Agonist at natriuretic peptide receptor A (NPR-A / GC-A) — mechanistically identical to ANP and nesiritide. Hypothesised clinical advantage in heart failure was a higher ratio of renal to peripheral effect versus ANP / BNP (greater natriuresis relative to vasodilation) and the resistance to neprilysin degradation conferred by the TAPR- N-terminal extension. Despite acute hemodynamic improvements (reduced NT-proBNP, reduced diastolic BP, reduced pulmonary congestion), TRUE-AHF showed no impact on the hierarchical clinical composite or on cardiovascular mortality through follow-up (median 15 months).

Primary uses

⚠ Investigational (discontinued). Evaluated for acute decompensated heart failure in TRUE-AHF Phase 3 trial; failed both co-primary endpoints. No current indication.

Typical dosing

15 ng/kg/min for 48 hours (TRUE-AHF dosing regimen) continuous 48-hour IV infusion (intravenous)

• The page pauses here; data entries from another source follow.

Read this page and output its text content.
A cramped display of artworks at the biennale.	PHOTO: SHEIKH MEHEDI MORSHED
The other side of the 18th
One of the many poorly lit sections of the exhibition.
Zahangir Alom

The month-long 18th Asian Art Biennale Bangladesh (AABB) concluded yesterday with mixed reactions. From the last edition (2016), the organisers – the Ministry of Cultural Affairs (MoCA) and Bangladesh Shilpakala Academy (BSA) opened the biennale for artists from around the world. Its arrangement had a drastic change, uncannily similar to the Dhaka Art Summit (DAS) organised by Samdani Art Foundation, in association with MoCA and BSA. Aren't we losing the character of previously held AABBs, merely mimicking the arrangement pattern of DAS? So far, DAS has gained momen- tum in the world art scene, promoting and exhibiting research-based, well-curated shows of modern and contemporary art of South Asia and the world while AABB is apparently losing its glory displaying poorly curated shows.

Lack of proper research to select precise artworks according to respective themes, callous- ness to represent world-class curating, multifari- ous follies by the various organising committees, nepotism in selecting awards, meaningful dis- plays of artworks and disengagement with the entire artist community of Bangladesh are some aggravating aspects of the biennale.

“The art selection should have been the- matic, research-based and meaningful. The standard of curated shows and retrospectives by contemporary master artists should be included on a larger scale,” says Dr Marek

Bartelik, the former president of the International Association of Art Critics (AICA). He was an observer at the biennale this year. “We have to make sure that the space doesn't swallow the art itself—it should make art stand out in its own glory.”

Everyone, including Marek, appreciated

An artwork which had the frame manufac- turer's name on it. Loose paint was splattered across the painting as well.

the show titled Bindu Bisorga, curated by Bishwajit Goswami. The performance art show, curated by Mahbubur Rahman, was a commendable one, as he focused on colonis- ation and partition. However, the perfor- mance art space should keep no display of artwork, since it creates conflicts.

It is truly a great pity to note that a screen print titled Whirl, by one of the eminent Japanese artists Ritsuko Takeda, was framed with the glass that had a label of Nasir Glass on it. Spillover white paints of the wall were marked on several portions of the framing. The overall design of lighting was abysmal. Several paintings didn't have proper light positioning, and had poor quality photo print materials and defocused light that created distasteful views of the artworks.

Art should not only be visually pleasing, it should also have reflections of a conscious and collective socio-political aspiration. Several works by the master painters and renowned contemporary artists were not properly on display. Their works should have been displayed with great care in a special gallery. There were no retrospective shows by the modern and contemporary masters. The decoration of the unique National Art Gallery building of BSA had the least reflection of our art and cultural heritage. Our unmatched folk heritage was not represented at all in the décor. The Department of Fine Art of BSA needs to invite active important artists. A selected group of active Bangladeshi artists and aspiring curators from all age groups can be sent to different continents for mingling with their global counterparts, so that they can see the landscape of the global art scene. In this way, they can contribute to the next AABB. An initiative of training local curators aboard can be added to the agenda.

⚠ Investigational dosing only. TRUE-AHF used a fixed 48-hour infusion at 15 ng/kg/min. Drug has never been commercially available.

Regulatory status

Not FDA-approved. Not approved in any jurisdiction. Pivotal TRUE-AHF Phase 3 trial failed both co-primary endpoints (NEJM 2017). Cardiorentis wound down the development program following the TRUE-AHF readout. No active program identified as of 2026.

References

[clinical-trial] Packer M, O'Connor C, McMurray JJV, et al. "Effect of Ularitide on Cardiovascular Mortality in Acute Heart Failure (TRUE-AHF)." N Engl J Med, 2017;376(20):1956-1964.
[pubmed] Mitrovic V, Luss H, Nitsche K, et al. "Effects of the renal natriuretic peptide urodilatin (ularitide) in patients with decompensated chronic heart failure: a double-blind, placebo-controlled, ascending-dose trial." Am Heart J, 2005;150(6):1239.
[review] Vesely DL. "Natriuretic peptides: discovery, current role in cardiovascular therapeutics, and future uses." Cardiovasc Hematol Disord Drug Targets, 2013;13(2):109-123.

Related peptides

Nesiritide

Natrecor — the first recombinant natriuretic peptide drug for acute heart failure. FDA-approved August 2001 based on short-term dyspnea relief, became one of the most controversial drugs of the 2000s after 2005 meta-analyses raised safety concerns; ASCEND-HF (2010, n=7,141) eventually settled the safety debate but demonstrated only marginal clinical benefit. Janssen discontinued manufacturing February 2018; no longer commercially available in the US.

Carperitide

⚠ Approved in Japan only (1995). The Daiichi Sankyo recombinant hANP has been used in >30,000 pooled patients with acute heart failure in Japanese registries, but its overall mortality effect remains contested — 2024 meta-analyses suggest a possible increase in in-hospital mortality, while other pooled analyses suggest benefit at low doses.

Quick facts

Class

A chemically synthesized version of urodilatin — a 32-residue natriuretic peptide produced in the kidney by post-translational modification of the proANP precursor (four additional N-terminal residues compared with circulating ANP). Developed by Cardiorentis as an IV treatment for acute decompensated heart failure; TRUE-AHF Phase 3 trial (n=2,157, NEJM 2017) failed to meet either of its co-primary endpoints. Development discontinued.

Subcategory

Natriuretic peptide — guanylate cyclase-A (NPR-A) agonist

Sequence

TAPRSLRRSSCFGGRMDRIGAQSGLGCNSFRY (32 residues; disulfide bond Cys11-Cys27; the 4-residue TAPR- N-terminal extension is the kidney-processed signature)

Molecular formula

C144H229N51O43S3

Molecular weight

3508.99 Da

Half-life

~13 minutes (mean) — Extended compared with ANP (3 minutes) due to the N-terminal extension resisting neprilysin cleavage. Still requires continuous IV infusion for clinical use.

Evidence level

High

Disclaimer

This entry is for educational purposes only and does not constitute medical advice. Dosing information reflects published regulatory or research data and is not a recommendation. Many compounds described here are not approved for human use in the United States. Consult a licensed medical professional before considering any peptide therapy.